Nach drei Jahren prächtigen Gedeihens ist es empfehlenswert, die Rosen in einen größeren Topf umzupflanzen, da ihr Wachstum ansonsten gehemmt wird. Beim Schnitt sollten Sie in etwa den gleichen Regeln folgen wie bei gewöhnlichen Rosen: Im Frühjahr, wenn die Fröste weitgehend vorbei sind, schneiden Sie die Triebe bis auf drei Augen zurück – es sei denn, es handelt sich um eine einmalblühende Strauch- oder Kletterrose. Diese sollten Sie nur leicht kürzen.

Das letzte Auge sollte aber auf jeden Fall nach außen zeigen, so dass die Rose in die Breite und nicht nach innen wächst. Die Schnittstelle sollte etwa fünf Millimeter über dem Auge liegen und leicht schräg sein, so dass das Wasser schneller abfließen kann. Achten Sie darauf, dass Ihre Gartenschere sehr scharf ist – so werden die Triebe nicht gequetscht. Außerdem sollten Sie natürlich die Rosentriebe bei Pilzbefall immer sofort zurückschneiden.

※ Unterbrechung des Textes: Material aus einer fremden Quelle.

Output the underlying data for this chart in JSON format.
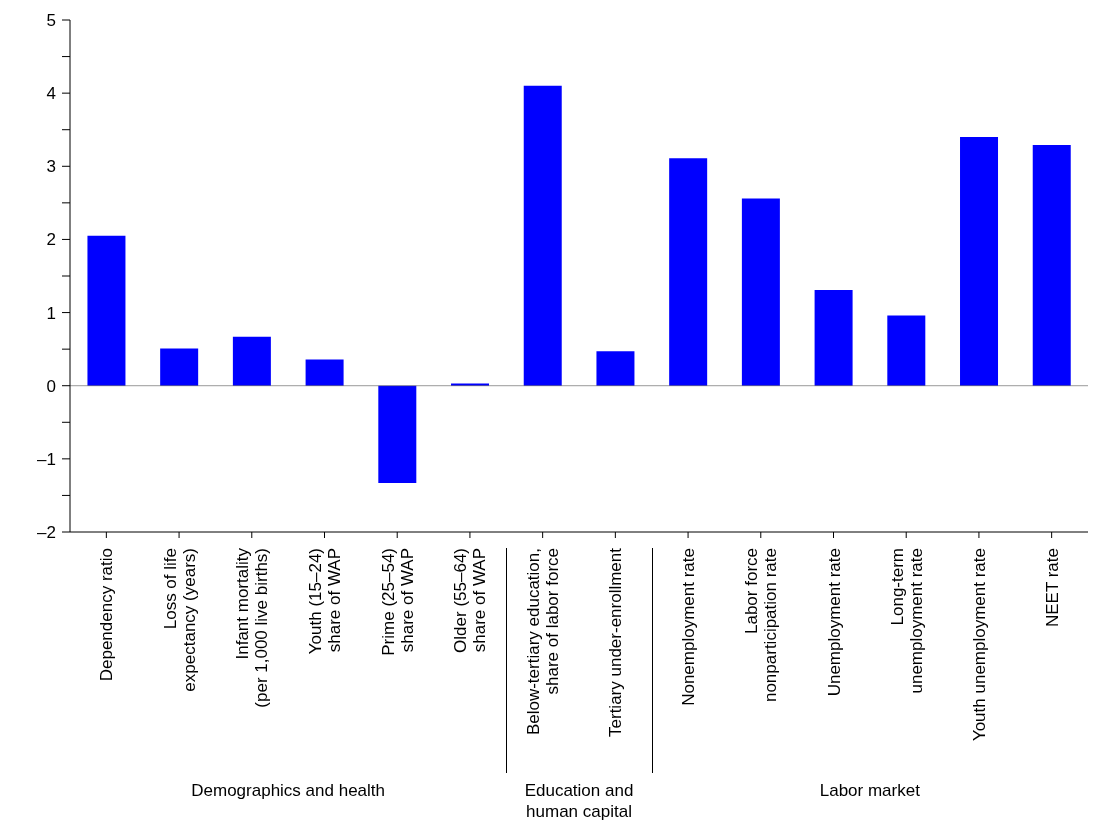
{
  "chart_data": {
    "type": "bar",
    "categories": [
      "Dependency ratio",
      "Loss of life\nexpectancy (years)",
      "Infant mortality\n(per 1,000 live births)",
      "Youth (15–24)\nshare of WAP",
      "Prime (25–54)\nshare of WAP",
      "Older (55–64)\nshare of WAP",
      "Below-tertiary education,\nshare of labor force",
      "Tertiary under-enrollment",
      "Nonemployment rate",
      "Labor force\nnonparticipation rate",
      "Unemployment rate",
      "Long-term\nunemployment rate",
      "Youth unemployment rate",
      "NEET rate"
    ],
    "values": [
      2.05,
      0.51,
      0.67,
      0.36,
      -1.33,
      0.03,
      4.1,
      0.47,
      3.11,
      2.56,
      1.31,
      0.96,
      3.4,
      3.29
    ],
    "color": "#0000ff",
    "ylim": [
      -2,
      5
    ],
    "yticks": [
      {
        "value": -2,
        "label": "–2"
      },
      {
        "value": -1.5,
        "label": null
      },
      {
        "value": -1,
        "label": "–1"
      },
      {
        "value": -0.5,
        "label": null
      },
      0,
      {
        "value": 0.5,
        "label": null
      },
      1,
      {
        "value": 1.5,
        "label": null
      },
      2,
      {
        "value": 2.5,
        "label": null
      },
      3,
      {
        "value": 3.5,
        "label": null
      },
      4,
      {
        "value": 4.5,
        "label": null
      },
      5
    ],
    "ref_lines": [
      {
        "axis": "y",
        "value": 0
      }
    ],
    "annotations": [
      "Demographics and health",
      "Education and human capital",
      "Labor market"
    ],
    "grid": false,
    "legend": false
  }
}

Auch im Winter sollten Sie Ihre Rosen pflegen: Schützen Sie sie vor Frost und holen Sie sie nach drinnen. Vergessen Sie nicht, sie weiterhin zu gießen. Müssen die Blumen draußen überwintern, sind die Wurzeln zu schützen, indem Sie eine etwa zehn Zentimeter dicke Noppenfolie um den Kübel wickeln. Die freiliegenden Triebe schützen Sie mit einer Reisig- oder Sackleinenabdeckung vor Schäden durch Wind.

Rosensorten für den Kübel

Nun müssen Sie sich nur noch entscheiden, welche Rosensorte Sie nehmen wollen. Viele Sorten eignen sich für den Kübel. Wir stellen Ihnen einige der schönsten Arten vor. Die winterharte und wetterfeste "Rosarium Uetersen" hat prächtige Blüten, die etwa zehn Zentmeter im Diameter erreichen und aus über 100 Blütenblätter bestehen. Die kleine, aber feine "Ambridge Rose" duftet nach Myrrhe. Die zierliche "Margaret Merrill" ist überraschend robust und regenbeständig. Und die prächtigen Blüten von "Leonardo da Vinci" sind fast genauso prall gefüllt wie bei Englischen Rosen, haben aber den Vorzug, dass sie durchgehend blühen.